Hella Handcrafted Bitters Kit
This kit from Hella enables any mixologist or hopeful to craft his/her small-batch bitters (photos courtesy Hella Company).

 

The creative mixologists in your life can perfect their own, homemade bitters recipes for cocktails and mocktails.

You can also make coffee and iced coffee more sophisticated with a dash of bitters (check it out).

The same materials also enable the production of extracts for cooking and baking.

This handsome kit from Hella Bitters contains all the tools and ingredients required, except the alcohol (vodka or other neutral spirit).

Just add alcohol and follow the easy, step-by-step instructions. The handcrafted, small-batch bitters will be ready in no time.

The kit contains all the equipment needed, plus Hella’s proprietary mixes of herbs, spices, bittering agents and dried fruit peel as a starting point for other blends.

  • Unique bitters can be made simply by adding other flavor component.

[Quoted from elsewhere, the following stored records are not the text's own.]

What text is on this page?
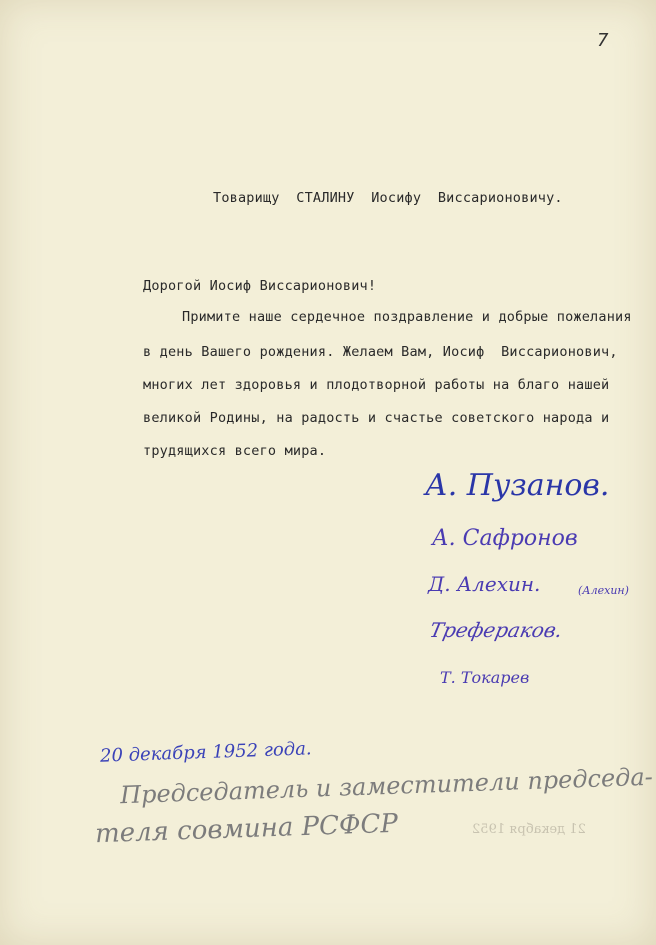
7

Товарищу  СТАЛИНУ  Иосифу  Виссарионовичу.

Дорогой Иосиф Виссарионович!

Примите наше сердечное поздравление и добрые пожелания

в день Вашего рождения. Желаем Вам, Иосиф  Виссарионович,

многих лет здоровья и плодотворной работы на благо нашей

великой Родины, на радость и счастье советского народа и

трудящихся всего мира.

А. Пузанов.
А. Сафронов
Д. Алехин.	(Алехин)
Трефераков.
Т. Токарев
20 декабря 1952 года.
Председатель и заместители председа-
теля совмина РСФСР	21 декабря 1952
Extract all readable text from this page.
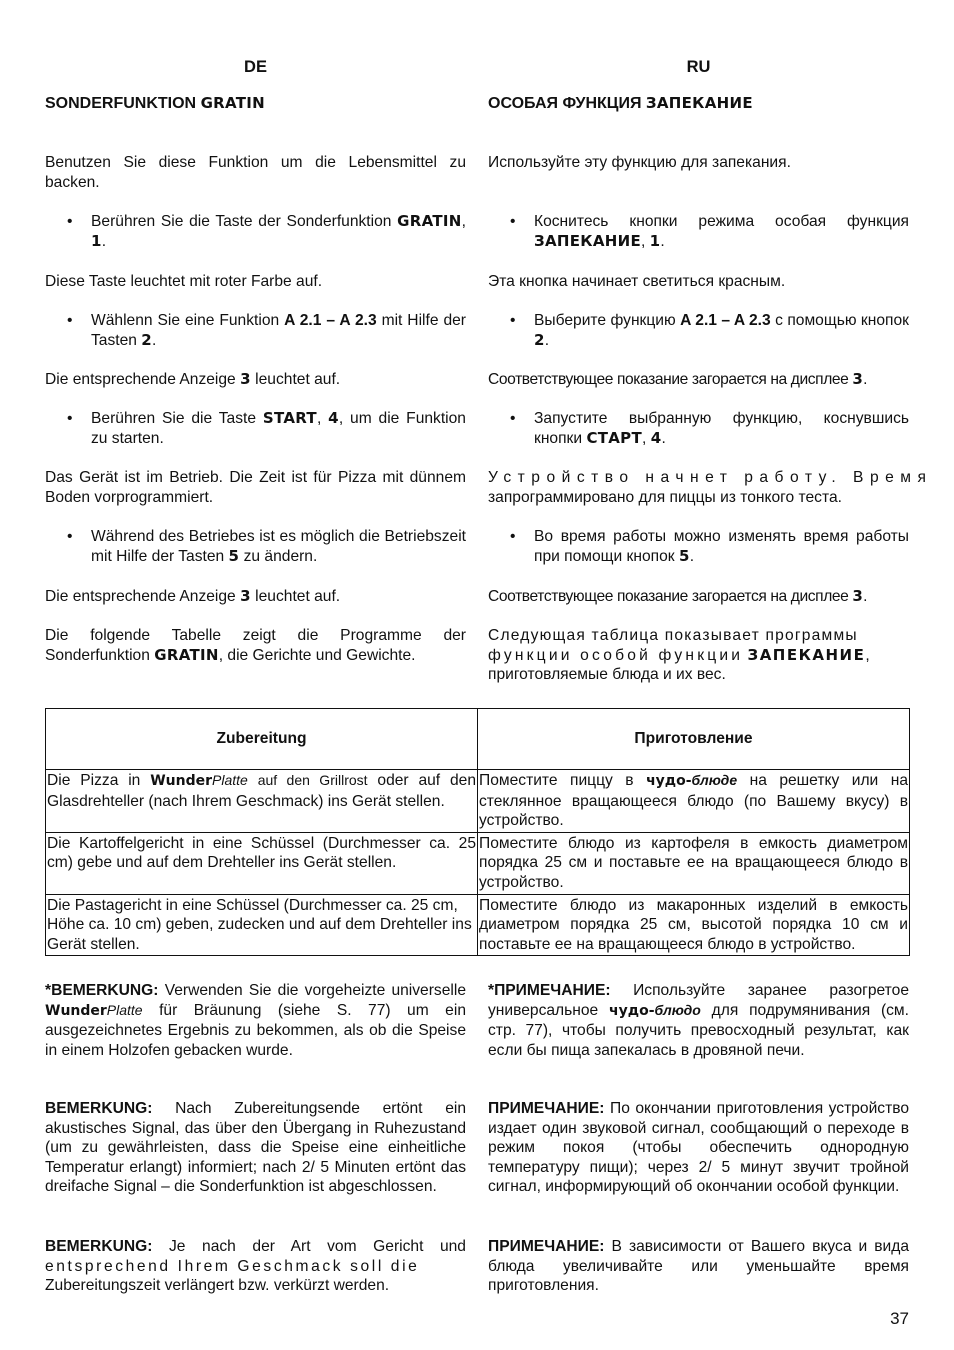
DE	RU
SONDERFUNKTION GRATIN	ОСОБАЯ ФУНКЦИЯ ЗАПЕКАНИЕ

Benutzen Sie diese Funktion um die Lebensmittel zu backen.

• Berühren Sie die Taste der Sonderfunktion GRATIN, 1.

Diese Taste leuchtet mit roter Farbe auf.

• Wählenn Sie eine Funktion A 2.1 – A 2.3 mit Hilfe der Tasten 2.

Die entsprechende Anzeige 3 leuchtet auf.

• Berühren Sie die Taste START, 4, um die Funktion zu starten.

Das Gerät ist im Betrieb. Die Zeit ist für Pizza mit dünnem Boden vorprogrammiert.

• Während des Betriebes ist es möglich die Betriebszeit mit Hilfe der Tasten 5 zu ändern.

Die entsprechende Anzeige 3 leuchtet auf.

Die folgende Tabelle zeigt die Programme der Sonderfunktion GRATIN, die Gerichte und Gewichte.

Используйте эту функцию для запекания.

• Коснитесь кнопки режима особая функция ЗАПЕКАНИЕ, 1.

Эта кнопка начинает светиться красным.

• Выберите функцию A 2.1 – A 2.3 с помощью кнопок 2.

Соответствующее показание загорается на дисплее 3.

• Запустите выбранную функцию, коснувшись кнопки СТАРТ, 4.
Устройство начнет работу. Время
запрограммировано для пиццы из тонкого теста.
• Во время работы можно изменять время работы при помощи кнопок 5.

Соответствующее показание загорается на дисплее 3.

Следующая таблица показывает программы
функции особой функции ЗАПЕКАНИЕ,
приготовляемые блюда и их вес.
Zubereitung	Приготовление

Die Pizza in WunderPlatte auf den Grillrost oder auf den Glasdrehteller (nach Ihrem Geschmack) ins Gerät stellen.	Поместите пиццу в чудо-блюде на решетку или на стеклянное вращающееся блюдо (по Вашему вкусу) в устройство.

Die Kartoffelgericht in eine Schüssel (Durchmesser ca. 25 cm) gebe und auf dem Drehteller ins Gerät stellen.	Поместите блюдо из картофеля в емкость диаметром порядка 25 см и поставьте ее на вращающееся блюдо в устройство.

Die Pastagericht in eine Schüssel (Durchmesser ca. 25 cm, Höhe ca. 10 cm) geben, zudecken und auf dem Drehteller ins Gerät stellen.	Поместите блюдо из макаронных изделий в емкость диаметром порядка 25 см, высотой порядка 10 см и поставьте ее на вращающееся блюдо в устройство.

*BEMERKUNG: Verwenden Sie die vorgeheizte universelle WunderPlatte für Bräunung (siehe S. 77) um ein ausgezeichnetes Ergebnis zu bekommen, als ob die Speise in einem Holzofen gebacken wurde.

BEMERKUNG: Nach Zubereitungsende ertönt ein akustisches Signal, das über den Übergang in Ruhezustand (um zu gewährleisten, dass die Speise eine einheitliche Temperatur erlangt) informiert; nach 2/ 5 Minuten ertönt das dreifache Signal – die Sonderfunktion ist abgeschlossen.

BEMERKUNG: Je nach der Art vom Gericht und
entsprechend Ihrem Geschmack soll die
Zubereitungszeit verlängert bzw. verkürzt werden.

*ПРИМЕЧАНИЕ: Используйте заранее разогретое универсальное чудо-блюдо для подрумянивания (см. стр. 77), чтобы получить превосходный результат, как если бы пища запекалась в дровяной печи.

ПРИМЕЧАНИЕ: По окончании приготовления устройство издает один звуковой сигнал, сообщающий о переходе в режим покоя (чтобы обеспечить однородную температуру пищи); через 2/ 5 минут звучит тройной сигнал, информирующий об окончании особой функции.

ПРИМЕЧАНИЕ: В зависимости от Вашего вкуса и вида блюда увеличивайте или уменьшайте время приготовления.

37
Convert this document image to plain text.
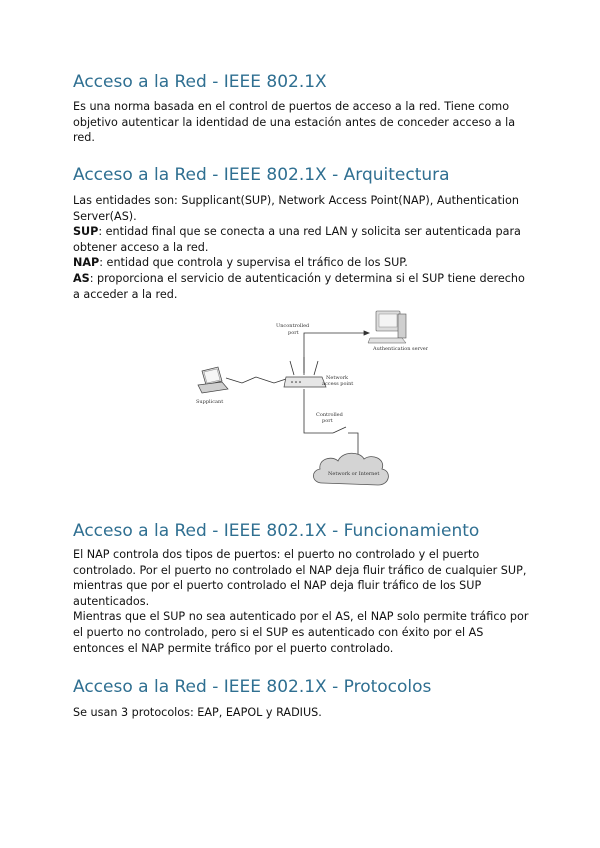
Acceso a la Red - IEEE 802.1X

Es una norma basada en el control de puertos de acceso a la red. Tiene como
objetivo autenticar la identidad de una estación antes de conceder acceso a la
red.

Acceso a la Red - IEEE 802.1X - Arquitectura

Las entidades son: Supplicant(SUP), Network Access Point(NAP), Authentication
Server(AS).
SUP: entidad final que se conecta a una red LAN y solicita ser autenticada para
obtener acceso a la red.
NAP: entidad que controla y supervisa el tráfico de los SUP.
AS: proporciona el servicio de autenticación y determina si el SUP tiene derecho
a acceder a la red.

Authentication server
Uncontrolled
port
Network
access point
Supplicant
Controlled
port
Network or Internet
Acceso a la Red - IEEE 802.1X - Funcionamiento

El NAP controla dos tipos de puertos: el puerto no controlado y el puerto
controlado. Por el puerto no controlado el NAP deja fluir tráfico de cualquier SUP,
mientras que por el puerto controlado el NAP deja fluir tráfico de los SUP
autenticados.
Mientras que el SUP no sea autenticado por el AS, el NAP solo permite tráfico por
el puerto no controlado, pero si el SUP es autenticado con éxito por el AS
entonces el NAP permite tráfico por el puerto controlado.

Acceso a la Red - IEEE 802.1X - Protocolos

Se usan 3 protocolos: EAP, EAPOL y RADIUS.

We’ve made cardamom bitters and star anise bitters for holiday cocktails.
  • Check out this article from BonAppetit.com, which includes everything from baking and fruit salad, ice cream, floats and whipped cream.
  •  
    The kit is $64.95 at HellaCompany.com.

    Optionally, you can add a good bottle of vodka for $15: New Amsterdam, Pinnacle, Smirnoff Red, Sobieski, UV, etc.

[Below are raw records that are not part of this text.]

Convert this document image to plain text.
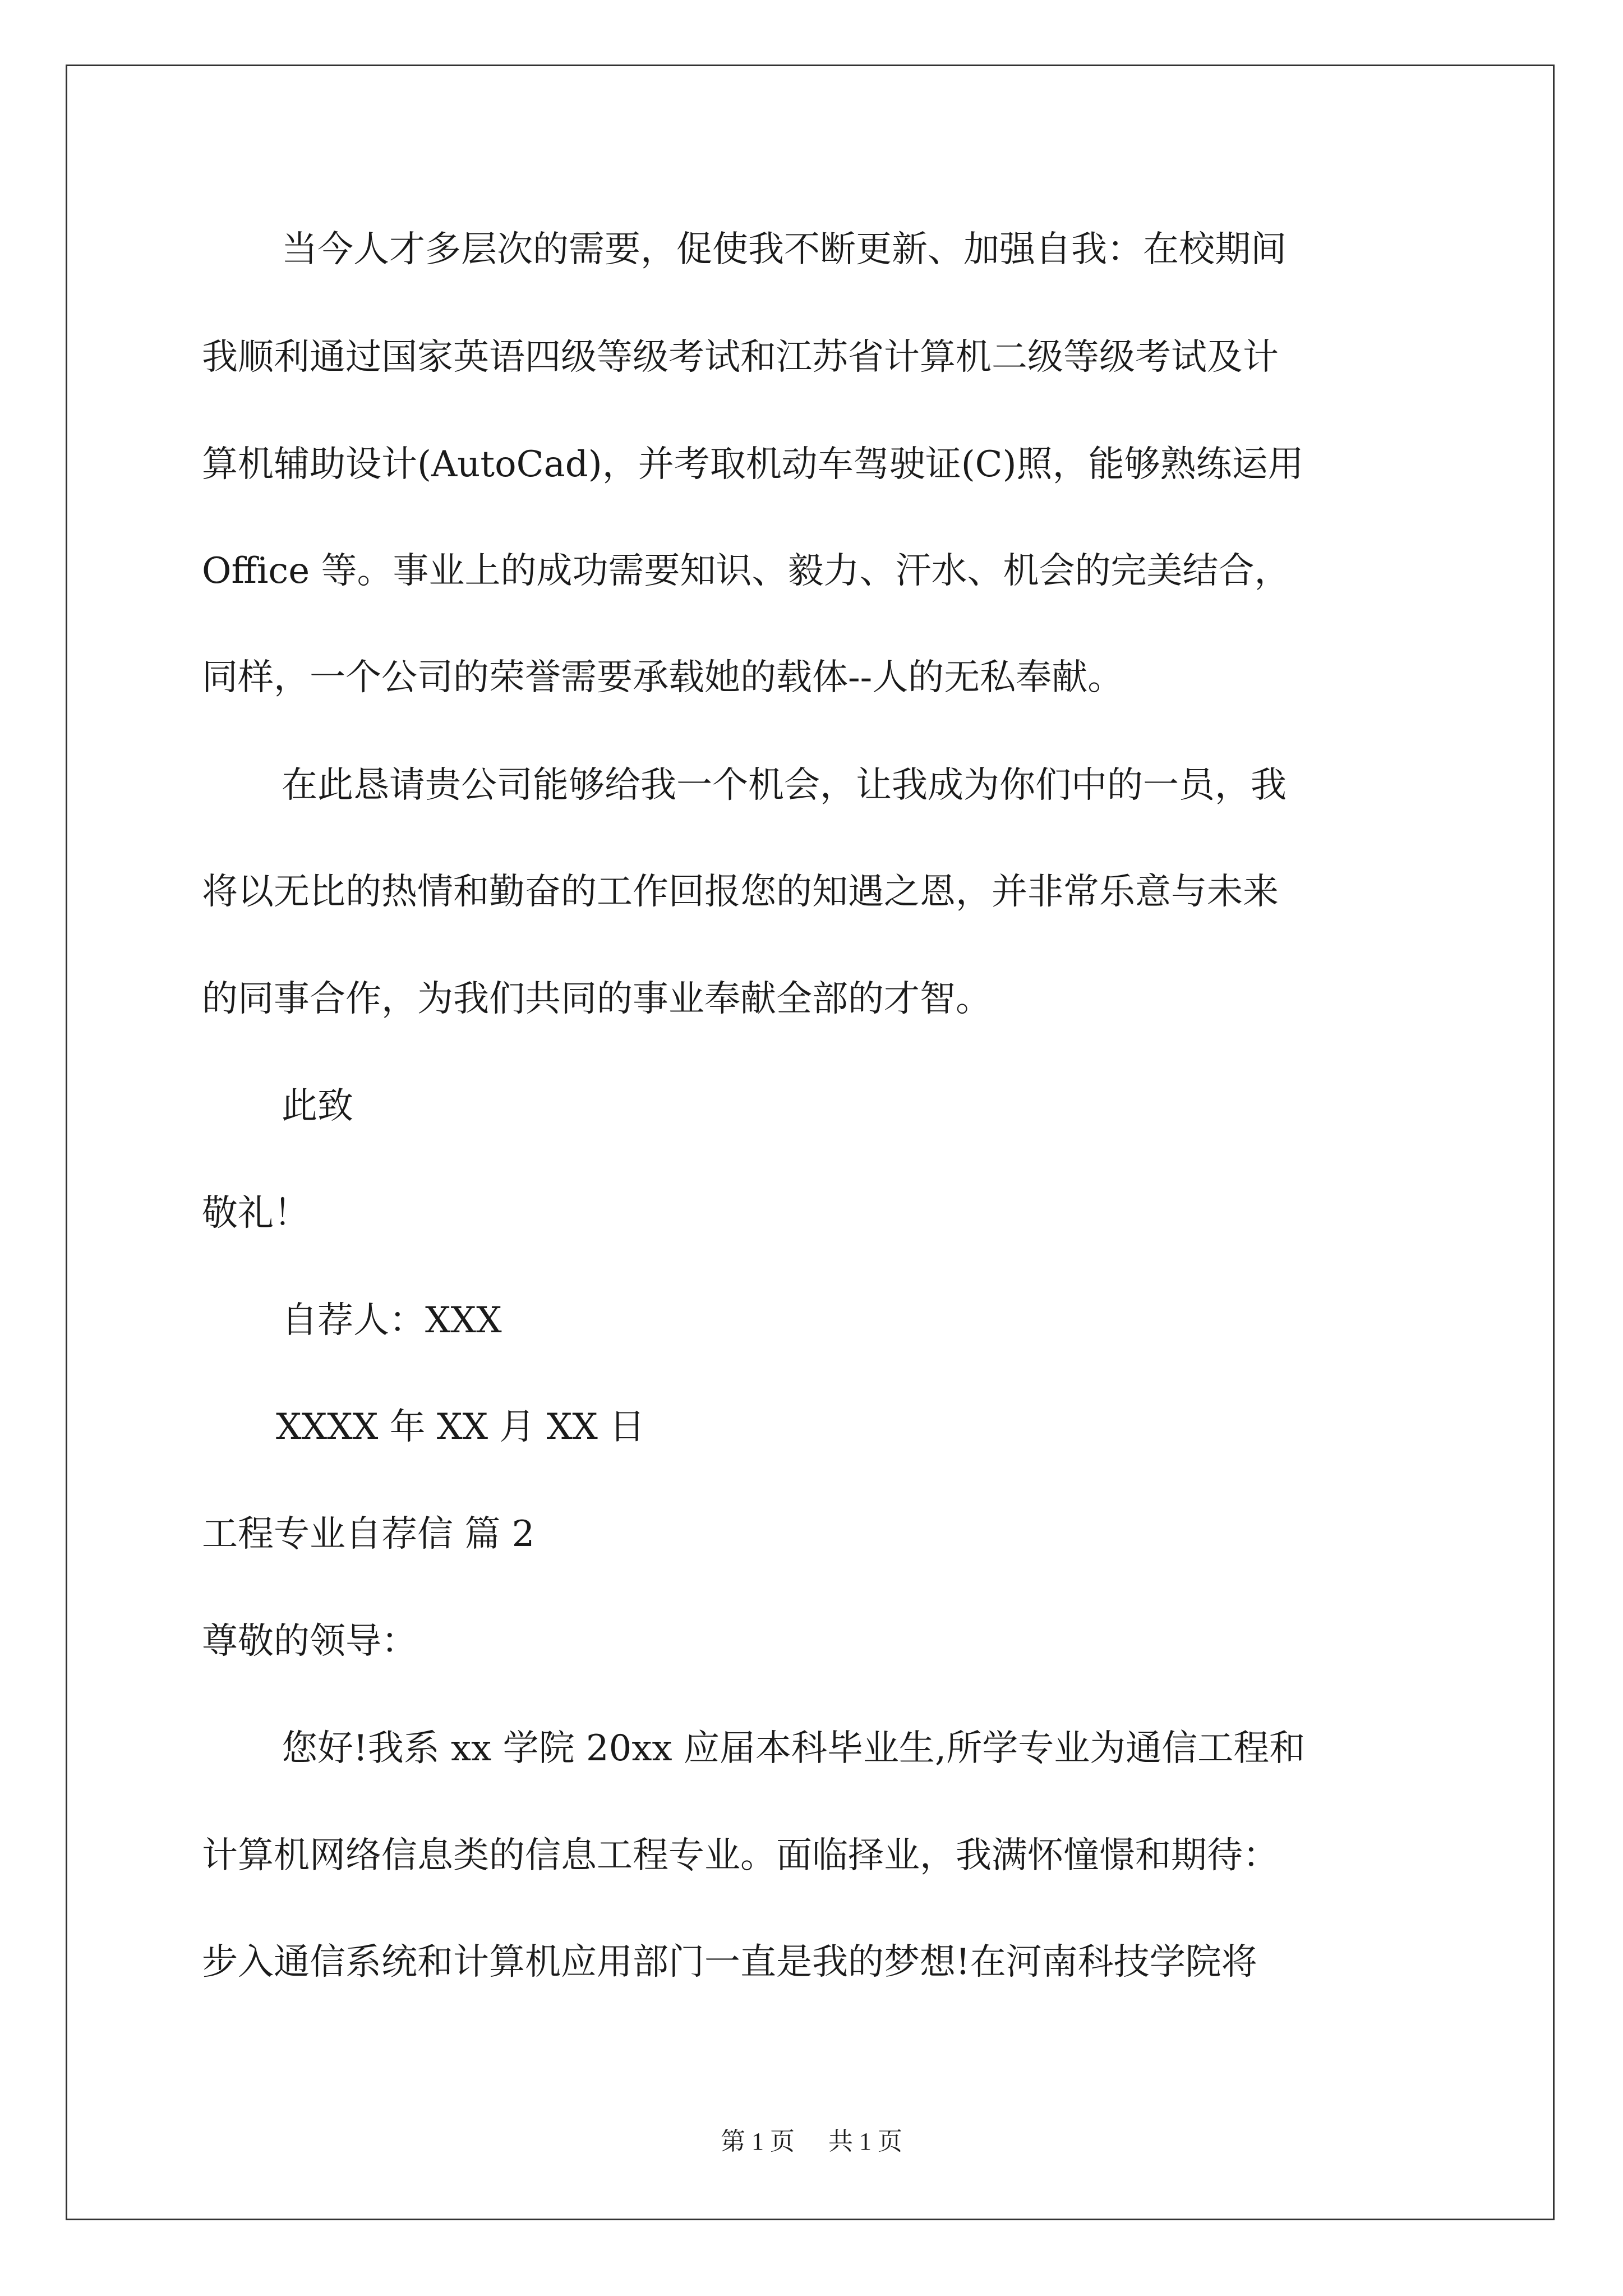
当今人才多层次的需要，促使我不断更新、加强自我：在校期间

我顺利通过国家英语四级等级考试和江苏省计算机二级等级考试及计

算机辅助设计(AutoCad)，并考取机动车驾驶证(C)照，能够熟练运用

Office 等。事业上的成功需要知识、毅力、汗水、机会的完美结合，

同样，一个公司的荣誉需要承载她的载体--人的无私奉献。

在此恳请贵公司能够给我一个机会，让我成为你们中的一员，我

将以无比的热情和勤奋的工作回报您的知遇之恩，并非常乐意与未来

的同事合作，为我们共同的事业奉献全部的才智。

此致

敬礼！

自荐人：XXX

XXXX 年 XX 月 XX 日

工程专业自荐信 篇 2

尊敬的领导：

您好!我系 xx 学院 20xx 应届本科毕业生,所学专业为通信工程和

计算机网络信息类的信息工程专业。面临择业，我满怀憧憬和期待：

步入通信系统和计算机应用部门一直是我的梦想!在河南科技学院将

第 1 页 共 1 页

    Save the Stolichnaya Elit ($60) for sipping on the rocks.

     
    WHAT ARE BITTERS?

    Bitters, which date back to ancient Egypt, are liquids consisting of water, alcohol and botanical extracts.These botanicals—aromatic herbs, barks, flowers, fruits and roots—were known for their medicinal properties.

    Popular botanicals included cascarilla, cassia, gentian, orange peel, and cinchona bark.

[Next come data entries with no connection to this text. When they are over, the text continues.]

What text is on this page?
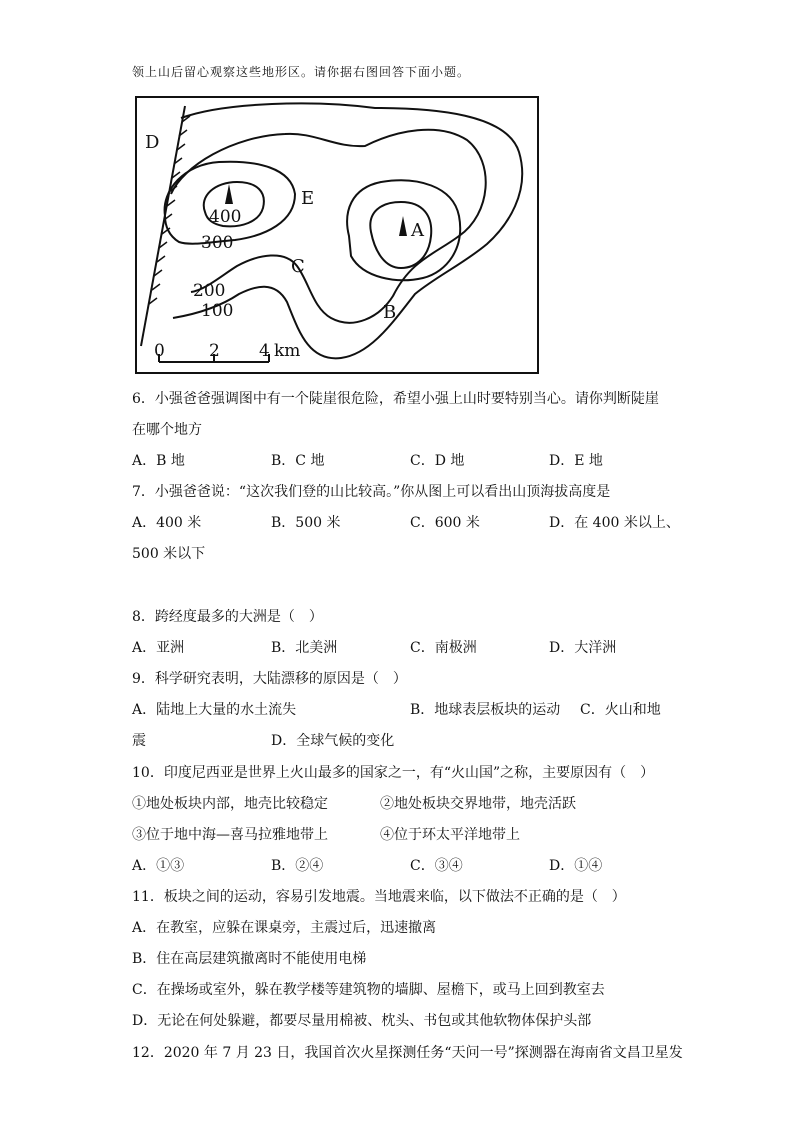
领上山后留心观察这些地形区。请你据右图回答下面小题。
D
E
A
C
B
400
300
200
100
0	2 4 km
6．小强爸爸强调图中有一个陡崖很危险，希望小强上山时要特别当心。请你判断陡崖
在哪个地方
A．B 地	B．C 地	C．D 地	D．E 地
7．小强爸爸说：“这次我们登的山比较高。”你从图上可以看出山顶海拔高度是
A．400 米	B．500 米	C．600 米	D．在 400 米以上、
500 米以下
8．跨经度最多的大洲是（　）
A．亚洲	B．北美洲	C．南极洲	D．大洋洲
9．科学研究表明，大陆漂移的原因是（　）
A．陆地上大量的水土流失	B．地球表层板块的运动 C．火山和地
震	D．全球气候的变化
10．印度尼西亚是世界上火山最多的国家之一，有“火山国”之称，主要原因有（　）
①地处板块内部，地壳比较稳定	②地处板块交界地带，地壳活跃
③位于地中海—喜马拉雅地带上	④位于环太平洋地带上
A．①③	B．②④	C．③④	D．①④
11．板块之间的运动，容易引发地震。当地震来临，以下做法不正确的是（　）
A．在教室，应躲在课桌旁，主震过后，迅速撤离
B．住在高层建筑撤离时不能使用电梯
C．在操场或室外，躲在教学楼等建筑物的墙脚、屋檐下，或马上回到教室去
D．无论在何处躲避，都要尽量用棉被、枕头、书包或其他软物体保护头部
12．2020 年 7 月 23 日，我国首次火星探测任务“天问一号”探测器在海南省文昌卫星发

    The word bitters derives from Old English biter, which evolved thousands of years earlier from the Gothic baitrs, “to bite,” describing the taste of numerous botanicals.

    The Middle Ages saw an increase in the development of medicines that combined botanicals with alcohol to create tonics, often used to aid digestion (hence the term, digestive bitters, as opposed to the modern “cocktail bitters”). Available “over the counter,” they came to be used as preventive medicines.

    By the turn of the 19th century, the British practice of adding herbal bitters to wine had become very popular in the U.S. as well.

    What happened next? By 1806, there are American references to a new preparation, the cocktail, described as a combination of “a stimulating liquor, composed of spirits of any kind, sugar, water, and bitters.”